Il riscatto di un uomo passa attraverso il dolore. Il dolore nato da una perdita grande, enorme, non ancora metabolizzata, ma che ti fa sentire comunque vivo, che ti fa tirare fuori quella bestia rancorosa chiusa in gabbia dentro un corpo segnato dal tempo, che ti fa riscoprire “gli occhi di tigre”.
Questo il DNA dell’ultimo e definitivo capitolo, il sesto complessivo, dell’epopea dell’ultimo eroe americano, dell’incarnazione del sogno e della mitologia americana: la ricerca ed il raggiungimento della felicità.
Rocky Balboa idealmente si ricollega al primo e miglior capitolo della esalogia del boxer italo-americano, riprendendo proprio da quelle strade di Philadelphia da cui tutto partì nel lontano 1976.
Ripercorriamo e rivediamo con non poca nostalgia immagini e luoghi del primo capitolo, come il negozio di animali in cui incontrò per la prima volta la sua Adriana, la pista di pattinaggio in cui passarono il loro primo appuntamento, la scalinata del Philadelphia Museum od Art che fa da sfondo agli allenamenti dello Stallone Italiano.
Un viaggio nella memoria di uomo che abbandonato il ring, si dedica al suo ristorante (Adrian’s) in cui fanno sfoggio le foto delle sue imprese, i trofei conquistati ed in cui intrattiene gli ospiti con il racconto delle sue storie. Al contempo cerca di recuperare il rapporto con il figlio, che schiacciato dall’ombra ingombrante paterna cerca di crearsi una propria identità nonchè vita.
Sylvester Stallone per oltre un’ora costruisce un mosaico di relazioni umane sofferte e dolorose, puntando la sua agile macchina da presa, in gran parte a mano senza complicati carrelli e dolly, sulla dimensione personale, affettiva dei personaggi, scavandoli e mostrandoceli nella loro umanità attraverso la semplice reciproca interazione. Per oltre un’ora Stallone è capace di parlarci della boxe senza mostrarcene una sola scena, ma trattando temi a lei connessa come il dolore, l’onore, la sofferenza, lo spirito di rivalsa, il rispetto verso se stessi e l’avversario, l’umiltà di gesti e comportamenti. Il tutto accompagnato dalle evocative note musicali di Bill Conti, che rilegge in chiave blues al pianoforte i principali temi musicali della saga.

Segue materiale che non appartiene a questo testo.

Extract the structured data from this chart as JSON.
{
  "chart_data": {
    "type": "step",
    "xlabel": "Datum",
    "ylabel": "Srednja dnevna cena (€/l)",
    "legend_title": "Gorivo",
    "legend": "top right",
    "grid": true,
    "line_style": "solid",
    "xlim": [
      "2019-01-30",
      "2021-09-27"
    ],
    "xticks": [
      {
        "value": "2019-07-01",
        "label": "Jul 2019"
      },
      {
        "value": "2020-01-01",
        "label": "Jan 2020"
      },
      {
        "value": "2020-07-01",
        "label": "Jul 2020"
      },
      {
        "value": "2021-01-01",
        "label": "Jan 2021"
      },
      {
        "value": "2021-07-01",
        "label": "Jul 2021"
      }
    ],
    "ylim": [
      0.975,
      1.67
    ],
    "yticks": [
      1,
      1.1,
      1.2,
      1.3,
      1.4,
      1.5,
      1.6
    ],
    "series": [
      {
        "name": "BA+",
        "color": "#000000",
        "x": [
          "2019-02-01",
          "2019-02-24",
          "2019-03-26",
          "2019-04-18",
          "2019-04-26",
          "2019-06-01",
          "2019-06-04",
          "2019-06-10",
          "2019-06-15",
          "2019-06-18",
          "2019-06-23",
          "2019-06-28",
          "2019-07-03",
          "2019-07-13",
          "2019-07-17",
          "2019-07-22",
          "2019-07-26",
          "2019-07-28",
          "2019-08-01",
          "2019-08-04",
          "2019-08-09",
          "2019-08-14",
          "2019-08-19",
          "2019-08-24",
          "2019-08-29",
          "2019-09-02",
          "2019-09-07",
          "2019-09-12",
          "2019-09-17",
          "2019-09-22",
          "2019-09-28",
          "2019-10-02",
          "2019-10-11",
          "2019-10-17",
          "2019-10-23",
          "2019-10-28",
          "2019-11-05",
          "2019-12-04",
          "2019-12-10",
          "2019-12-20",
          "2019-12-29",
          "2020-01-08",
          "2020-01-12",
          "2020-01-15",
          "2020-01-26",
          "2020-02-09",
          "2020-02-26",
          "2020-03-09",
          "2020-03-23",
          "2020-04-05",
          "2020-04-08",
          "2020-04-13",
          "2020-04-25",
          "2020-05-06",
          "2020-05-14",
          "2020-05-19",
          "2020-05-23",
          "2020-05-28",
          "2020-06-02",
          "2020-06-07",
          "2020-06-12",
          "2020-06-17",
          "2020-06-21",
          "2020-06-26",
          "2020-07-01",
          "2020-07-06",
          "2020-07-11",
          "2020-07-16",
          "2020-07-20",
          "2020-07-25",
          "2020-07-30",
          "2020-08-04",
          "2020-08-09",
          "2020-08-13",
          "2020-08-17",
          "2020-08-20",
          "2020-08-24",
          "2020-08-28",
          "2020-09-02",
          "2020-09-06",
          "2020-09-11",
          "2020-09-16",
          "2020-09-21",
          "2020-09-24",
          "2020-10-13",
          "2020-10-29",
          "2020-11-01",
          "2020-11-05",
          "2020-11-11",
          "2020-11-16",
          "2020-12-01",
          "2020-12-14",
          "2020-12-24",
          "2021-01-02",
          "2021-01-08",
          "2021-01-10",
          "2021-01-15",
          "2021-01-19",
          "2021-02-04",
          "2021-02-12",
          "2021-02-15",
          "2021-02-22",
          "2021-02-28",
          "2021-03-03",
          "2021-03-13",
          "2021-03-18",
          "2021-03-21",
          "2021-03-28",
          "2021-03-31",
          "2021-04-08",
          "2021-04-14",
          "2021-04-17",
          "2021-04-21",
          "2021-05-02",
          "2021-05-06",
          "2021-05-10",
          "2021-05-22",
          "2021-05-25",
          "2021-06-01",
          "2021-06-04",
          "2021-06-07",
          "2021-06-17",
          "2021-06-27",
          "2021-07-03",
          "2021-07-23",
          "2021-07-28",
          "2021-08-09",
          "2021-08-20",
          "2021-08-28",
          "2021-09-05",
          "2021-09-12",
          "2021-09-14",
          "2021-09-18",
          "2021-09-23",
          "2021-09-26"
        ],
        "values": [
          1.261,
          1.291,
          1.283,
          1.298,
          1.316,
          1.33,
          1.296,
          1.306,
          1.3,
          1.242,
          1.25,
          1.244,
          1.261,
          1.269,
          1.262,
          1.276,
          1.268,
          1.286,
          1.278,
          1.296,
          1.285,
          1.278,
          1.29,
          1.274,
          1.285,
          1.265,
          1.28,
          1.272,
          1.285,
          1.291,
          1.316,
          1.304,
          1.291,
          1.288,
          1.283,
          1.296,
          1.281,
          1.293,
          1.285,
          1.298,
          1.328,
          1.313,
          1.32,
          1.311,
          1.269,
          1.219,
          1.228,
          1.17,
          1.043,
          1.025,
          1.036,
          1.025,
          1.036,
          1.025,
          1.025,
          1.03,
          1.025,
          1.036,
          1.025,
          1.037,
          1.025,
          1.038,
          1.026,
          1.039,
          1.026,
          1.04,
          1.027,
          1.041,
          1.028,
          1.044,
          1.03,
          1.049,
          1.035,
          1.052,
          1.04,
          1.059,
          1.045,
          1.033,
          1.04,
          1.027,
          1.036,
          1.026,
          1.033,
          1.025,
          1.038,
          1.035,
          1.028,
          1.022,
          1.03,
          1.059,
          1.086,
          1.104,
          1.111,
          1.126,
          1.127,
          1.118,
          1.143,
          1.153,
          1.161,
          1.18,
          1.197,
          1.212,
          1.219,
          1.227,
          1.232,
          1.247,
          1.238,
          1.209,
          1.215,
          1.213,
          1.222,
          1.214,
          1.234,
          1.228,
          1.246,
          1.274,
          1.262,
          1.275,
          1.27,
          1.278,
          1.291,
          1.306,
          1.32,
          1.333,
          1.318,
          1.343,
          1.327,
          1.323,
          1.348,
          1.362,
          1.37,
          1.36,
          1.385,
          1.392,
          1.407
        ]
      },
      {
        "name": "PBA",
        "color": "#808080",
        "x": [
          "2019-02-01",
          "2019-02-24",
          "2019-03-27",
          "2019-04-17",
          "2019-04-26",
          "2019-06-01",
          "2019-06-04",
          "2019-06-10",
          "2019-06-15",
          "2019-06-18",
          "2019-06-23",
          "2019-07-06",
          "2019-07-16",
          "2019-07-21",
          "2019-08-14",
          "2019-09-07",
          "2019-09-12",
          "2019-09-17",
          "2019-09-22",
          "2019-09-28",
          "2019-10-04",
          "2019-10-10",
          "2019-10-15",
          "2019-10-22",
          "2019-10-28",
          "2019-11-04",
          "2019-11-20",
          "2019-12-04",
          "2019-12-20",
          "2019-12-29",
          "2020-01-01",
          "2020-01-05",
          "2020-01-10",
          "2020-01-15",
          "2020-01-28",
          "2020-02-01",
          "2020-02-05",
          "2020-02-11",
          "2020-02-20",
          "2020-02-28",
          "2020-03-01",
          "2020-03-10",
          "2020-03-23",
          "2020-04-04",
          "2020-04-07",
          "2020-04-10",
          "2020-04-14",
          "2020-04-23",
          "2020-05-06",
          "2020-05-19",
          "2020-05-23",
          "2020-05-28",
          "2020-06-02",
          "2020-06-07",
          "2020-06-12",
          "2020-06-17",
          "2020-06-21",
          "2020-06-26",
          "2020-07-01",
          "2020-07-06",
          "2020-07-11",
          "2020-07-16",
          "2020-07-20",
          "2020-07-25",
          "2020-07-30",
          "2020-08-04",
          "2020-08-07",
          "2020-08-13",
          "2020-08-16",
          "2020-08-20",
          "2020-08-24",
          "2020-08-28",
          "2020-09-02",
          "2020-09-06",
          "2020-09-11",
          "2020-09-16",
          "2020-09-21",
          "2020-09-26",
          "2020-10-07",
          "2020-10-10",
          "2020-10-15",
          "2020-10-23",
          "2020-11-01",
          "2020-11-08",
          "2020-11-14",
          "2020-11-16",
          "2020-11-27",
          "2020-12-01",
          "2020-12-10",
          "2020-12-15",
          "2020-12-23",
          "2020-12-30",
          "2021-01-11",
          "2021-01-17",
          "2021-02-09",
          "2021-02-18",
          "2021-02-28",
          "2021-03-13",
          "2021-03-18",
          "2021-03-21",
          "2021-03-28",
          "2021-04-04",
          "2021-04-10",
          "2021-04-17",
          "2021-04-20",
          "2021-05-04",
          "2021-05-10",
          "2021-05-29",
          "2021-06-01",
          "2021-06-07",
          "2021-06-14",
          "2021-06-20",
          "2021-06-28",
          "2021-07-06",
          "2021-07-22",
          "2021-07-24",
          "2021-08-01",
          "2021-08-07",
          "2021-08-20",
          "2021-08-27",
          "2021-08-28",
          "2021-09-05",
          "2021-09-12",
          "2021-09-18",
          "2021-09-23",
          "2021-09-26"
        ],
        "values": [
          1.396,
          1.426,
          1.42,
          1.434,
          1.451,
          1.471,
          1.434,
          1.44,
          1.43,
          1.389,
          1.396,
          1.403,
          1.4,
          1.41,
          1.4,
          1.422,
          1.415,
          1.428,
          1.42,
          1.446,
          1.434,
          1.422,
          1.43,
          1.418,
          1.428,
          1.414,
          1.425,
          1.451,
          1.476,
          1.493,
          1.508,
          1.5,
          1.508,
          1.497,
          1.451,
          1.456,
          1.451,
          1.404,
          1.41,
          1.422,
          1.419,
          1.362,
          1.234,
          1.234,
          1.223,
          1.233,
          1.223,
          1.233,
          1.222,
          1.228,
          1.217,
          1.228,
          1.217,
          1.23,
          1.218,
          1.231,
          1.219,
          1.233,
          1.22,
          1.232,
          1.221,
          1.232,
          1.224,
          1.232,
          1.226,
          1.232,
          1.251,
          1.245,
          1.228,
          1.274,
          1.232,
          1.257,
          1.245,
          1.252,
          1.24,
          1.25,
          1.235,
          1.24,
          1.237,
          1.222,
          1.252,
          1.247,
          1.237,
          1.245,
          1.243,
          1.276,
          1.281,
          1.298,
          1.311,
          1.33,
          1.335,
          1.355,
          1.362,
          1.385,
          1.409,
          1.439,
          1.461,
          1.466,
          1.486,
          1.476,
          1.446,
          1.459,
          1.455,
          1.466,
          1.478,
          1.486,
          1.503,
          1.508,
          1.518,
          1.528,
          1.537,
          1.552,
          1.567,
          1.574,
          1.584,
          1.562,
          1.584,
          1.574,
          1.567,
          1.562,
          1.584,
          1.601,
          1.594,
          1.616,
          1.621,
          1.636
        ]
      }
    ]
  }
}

Ma allo scoccare del 75esimo minuto, il compositore scatena le fanfare dell’inossidabile Gonna Fly Now, ed il vecchio leone ricomincia a ruggire.
Chi temesse di aver a che fare con l’eroe senza macchia e senza paura, icona di un certo “imperialismo americano” come in effetti lo fu in piena epoca reaganiana, può tranquillizzarsi. Il viale del tramonto è stato inesorabilmente imboccato, con tutto il suo bagaglio di errori e sconfitte che Stallone dal piano personale è riuscito a trasportare sullo schermo. E per Rambo si prevede analoga sorte.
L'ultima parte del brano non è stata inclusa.